Même s’ils évitent le tiroir de la « world music », The Wanton Bishops restent un exotisme, car du blues rock survitaminé en provenance du Liban, il n’y en a pas des masses.
Comme chaque groupe de rock qui se respecte, The Wanton Bishops ont aussi leur légende des débuts. Celle qu’ils racontent dans leurs interviews et sur leur site commence avec une bagarre devant un bistro à Beyrouth. Tandis que les poings volent et qu’ils essaient de séparer les baroudeurs, Nader Mansour et Eddy Ghossein se rencontrent pour la première fois. Apparemment, c’est le coup de foudre, vu que peu de temps après ils commencent à picoler des tequilas et parler musique.
Leur amour commun pour le blues – le vrai, le dur, comme l’a joué Muddy Waters – les pousse assez vite à collaborer sur scène et à organiser leurs premières répétitions dans une petite salle à côté d’une boutique d’opticien dans leur ville natale. Photogéniques et fonceurs, les deux Blues Brothers du Moyen-Orient vont vite devenir les coqueluches de la machine médiatique. Surtout que leur premier single, « Sleep With the Lights On », a vite réalisé une virée virale sur le net. C’était en 2011, et leur premier EP, « Bad Rhyme », venait juste de sortir. Pour l’international, ils y ont ajouté quelques chansons pour en faire leur premier disque, éponyme du premier single – un album qui est ressorti en 2015 en version remastérisée pour le marché européen.

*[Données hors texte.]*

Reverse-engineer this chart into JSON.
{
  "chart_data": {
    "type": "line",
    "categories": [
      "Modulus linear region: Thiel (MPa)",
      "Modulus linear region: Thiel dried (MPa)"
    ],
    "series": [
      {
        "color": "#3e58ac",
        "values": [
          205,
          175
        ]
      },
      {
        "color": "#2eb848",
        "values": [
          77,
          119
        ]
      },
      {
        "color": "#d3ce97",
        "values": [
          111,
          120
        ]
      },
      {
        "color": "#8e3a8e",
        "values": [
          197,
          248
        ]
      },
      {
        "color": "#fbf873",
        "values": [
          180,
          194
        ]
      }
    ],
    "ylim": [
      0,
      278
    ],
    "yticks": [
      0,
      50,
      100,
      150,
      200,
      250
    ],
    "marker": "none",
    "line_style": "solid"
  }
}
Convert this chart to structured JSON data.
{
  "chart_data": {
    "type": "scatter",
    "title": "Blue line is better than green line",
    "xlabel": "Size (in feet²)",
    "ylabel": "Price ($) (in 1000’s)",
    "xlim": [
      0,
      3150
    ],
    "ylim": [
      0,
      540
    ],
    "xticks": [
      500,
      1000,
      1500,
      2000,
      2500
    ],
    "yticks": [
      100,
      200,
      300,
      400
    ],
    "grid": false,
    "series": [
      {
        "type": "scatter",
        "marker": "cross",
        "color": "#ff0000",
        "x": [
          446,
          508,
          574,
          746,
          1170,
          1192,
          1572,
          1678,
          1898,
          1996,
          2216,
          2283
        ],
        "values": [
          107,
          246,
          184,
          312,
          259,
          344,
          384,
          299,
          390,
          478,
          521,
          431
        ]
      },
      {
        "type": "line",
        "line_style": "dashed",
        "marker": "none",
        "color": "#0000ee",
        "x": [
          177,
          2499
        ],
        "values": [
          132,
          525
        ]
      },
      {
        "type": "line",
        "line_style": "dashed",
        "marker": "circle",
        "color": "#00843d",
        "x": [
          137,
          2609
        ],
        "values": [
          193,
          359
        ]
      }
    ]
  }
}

Assurément, The Wanton Bishops ont aussi bénéficié de la grâce du bon endroit au bon moment. Tandis que le monde musical commençait un peu à se lasser des lubies des White Stripes ou des Black Keys, leur « touch » personnel et exotique a été un avantage. Pourtant leur succès est amplement mérité, puisque justement Nader et Eddy n’essaient même pas de copier les pratiquants orthodoxes du blues contemporain. Ils s’inspirent directement de la source rudimentaire du delta blues et l’arrangent à leur sauce.
Comme le souligne un de leurs amis dans le reportage « Walk It Home » – sponsorisé par la marque de boissons énergisantes Red Bull -, qui retrace leur première tournée aux États-Unis : « Il y aura toujours un peu de Liban dans leur musique, quoi qu’ils fassent. » Le contexte géopolitique plus que difficile qui prend perpétuellement en étau leur pays natal y est aussi pour quelque chose. Il est absolument clair que même la jeunesse dorée de Beyrouth (Nader Mansour a un diplôme de la Paris School of Business en finances tandis qu’Eddy Ghossein a lui fini ses études d’économie à la Saint Joseph University de Beyrouth) souffre des conséquences d’un conflit armé interethnique et interreligieux qui n’a jamais vraiment cessé de couver sous les braises.
En écoutant leur musique, on sent cette inquiétude permanente, cette insatisfaction auxquelles ils ne peuvent qu’opposer une joie de vivre et de jouir sans limites. Comme quoi, même une guerre civile peut avoir des effets positifs, ne serait-ce qu’en garantissant une certaine authenticité à de jeunes bluesmen qui perpétuent son histoire longue et sanglante. On pourra donc s’attendre à une soirée pleine de sueur et de passion mardi prochain.